A) Crystal structures of D. melanogaster XRN1 (PACMAN, PDB ID: 2Y35, residues 1-1141 of 1612) [69]. The catalytic domain (N-terminal) of PACMAN is shown in blue with three nucleotides of decapped RNA (red) bound in the active site. The C-terminal is shown in grey. B) S. pombe XRN2 (RAT1, PDB ID: 3FQD, residues 1-885 of 991) with its binding partner RAI1 (all of 352 residues) [66]. XRN2 is shown in blue with the active site marked by a red asterisk.

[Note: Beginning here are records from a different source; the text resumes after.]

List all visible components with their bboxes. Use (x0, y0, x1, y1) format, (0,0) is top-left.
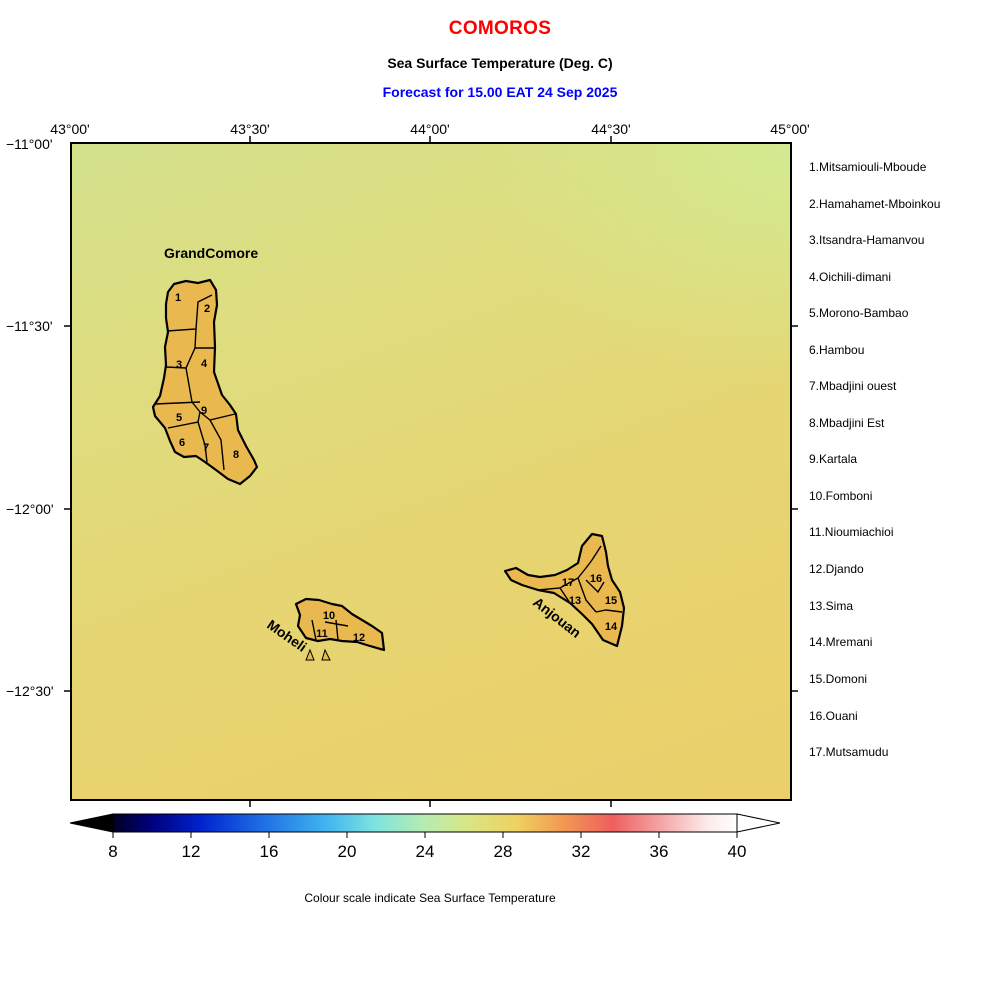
legend-item-5: 5.Morono-Bambao (809, 306, 909, 320)
legend-item-11: 11.Nioumiachioi (809, 525, 894, 539)
region-num-4: 4 (201, 358, 208, 370)
island-label-grand-comore: GrandComore (164, 245, 258, 261)
region-num-2: 2 (204, 303, 210, 315)
region-num-7: 7 (203, 442, 209, 454)
region-num-8: 8 (233, 449, 239, 461)
region-num-15: 15 (605, 595, 617, 607)
colorbar-tick-12: 12 (181, 842, 201, 861)
legend-item-3: 3.Itsandra-Hamanvou (809, 233, 925, 247)
colorbar (69, 813, 781, 838)
sst-map: 1 2 3 4 5 6 7 8 9 10 11 12 13 14 15 16 1… (70, 142, 792, 801)
region-num-10: 10 (323, 610, 335, 622)
colorbar-tick-28: 28 (493, 842, 513, 861)
legend-item-2: 2.Hamahamet-Mboinkou (809, 197, 941, 211)
legend-item-4: 4.Oichili-dimani (809, 270, 892, 284)
region-num-3: 3 (176, 359, 182, 371)
region-num-17: 17 (562, 577, 574, 589)
lon-label-43-00: 43°00' (50, 121, 90, 137)
region-num-14: 14 (605, 621, 618, 633)
colorbar-caption: Colour scale indicate Sea Surface Temper… (304, 891, 556, 905)
colorbar-tick-24: 24 (415, 842, 435, 861)
region-num-13: 13 (569, 595, 581, 607)
legend-item-9: 9.Kartala (809, 452, 858, 466)
colorbar-tick-36: 36 (649, 842, 669, 861)
legend-item-13: 13.Sima (809, 599, 854, 613)
lon-label-44-00: 44°00' (410, 121, 450, 137)
region-num-9: 9 (201, 405, 207, 417)
legend-item-1: 1.Mitsamiouli-Mboude (809, 160, 927, 174)
colorbar-tick-16: 16 (259, 842, 279, 861)
region-num-12: 12 (353, 632, 365, 644)
lat-label-12-00: −12°00' (6, 501, 54, 517)
anjouan-island (503, 532, 626, 648)
lat-label-11-30: −11°30' (6, 318, 53, 334)
lat-label-12-30: −12°30' (6, 683, 54, 699)
lon-label-43-30: 43°30' (230, 121, 270, 137)
lon-label-44-30: 44°30' (591, 121, 631, 137)
legend-item-15: 15.Domoni (809, 672, 868, 686)
colorbar-tick-32: 32 (571, 842, 591, 861)
legend-item-8: 8.Mbadjini Est (809, 416, 885, 430)
map-subtitle: Sea Surface Temperature (Deg. C) (387, 55, 613, 71)
legend-item-10: 10.Fomboni (809, 489, 873, 503)
region-num-1: 1 (175, 292, 181, 304)
forecast-time: Forecast for 15.00 EAT 24 Sep 2025 (382, 84, 618, 100)
grand-comore-island (151, 278, 259, 486)
moheli-islets (305, 648, 331, 661)
region-num-16: 16 (590, 573, 602, 585)
map-title: COMOROS (448, 18, 552, 39)
region-borders (154, 294, 623, 641)
legend-item-17: 17.Mutsamudu (809, 745, 889, 759)
lon-label-45-00: 45°00' (770, 121, 810, 137)
lat-label-11-00: −11°00' (6, 136, 53, 152)
legend-item-12: 12.Djando (809, 562, 864, 576)
legend-item-7: 7.Mbadjini ouest (809, 379, 897, 393)
colorbar-tick-8: 8 (108, 842, 118, 861)
legend-item-6: 6.Hambou (809, 343, 865, 357)
region-num-11: 11 (316, 628, 328, 640)
region-num-5: 5 (176, 412, 182, 424)
colorbar-tick-40: 40 (727, 842, 747, 861)
region-num-6: 6 (179, 437, 185, 449)
legend-item-16: 16.Ouani (809, 709, 858, 723)
legend-item-14: 14.Mremani (809, 635, 873, 649)
colorbar-tick-20: 20 (337, 842, 357, 861)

RAI1 is shown in light brown. C) Similarity of residues between XRN1 and XRN2. Residues of PACMAN are colored by similarity to residues in D. melanogaster XRN2. Residues are most strictly conserved around the active site and less so towards the C-terminal, much of which is not present in XRN2. D) Conservation of residues across 195 eukaryotic XRN1s. Conservation is greatest around the active site, but there is also good conservation in parts of the C-terminal. Multiple alignment and conservation scores were calculated using ConSurf [68], which takes into account the phylogenetic distance between species. XRN2 alignments were excluded from the calculation. All images (and the alignment of PACMAN and XRN2 sequences) were produced in UCSF Chimera [186].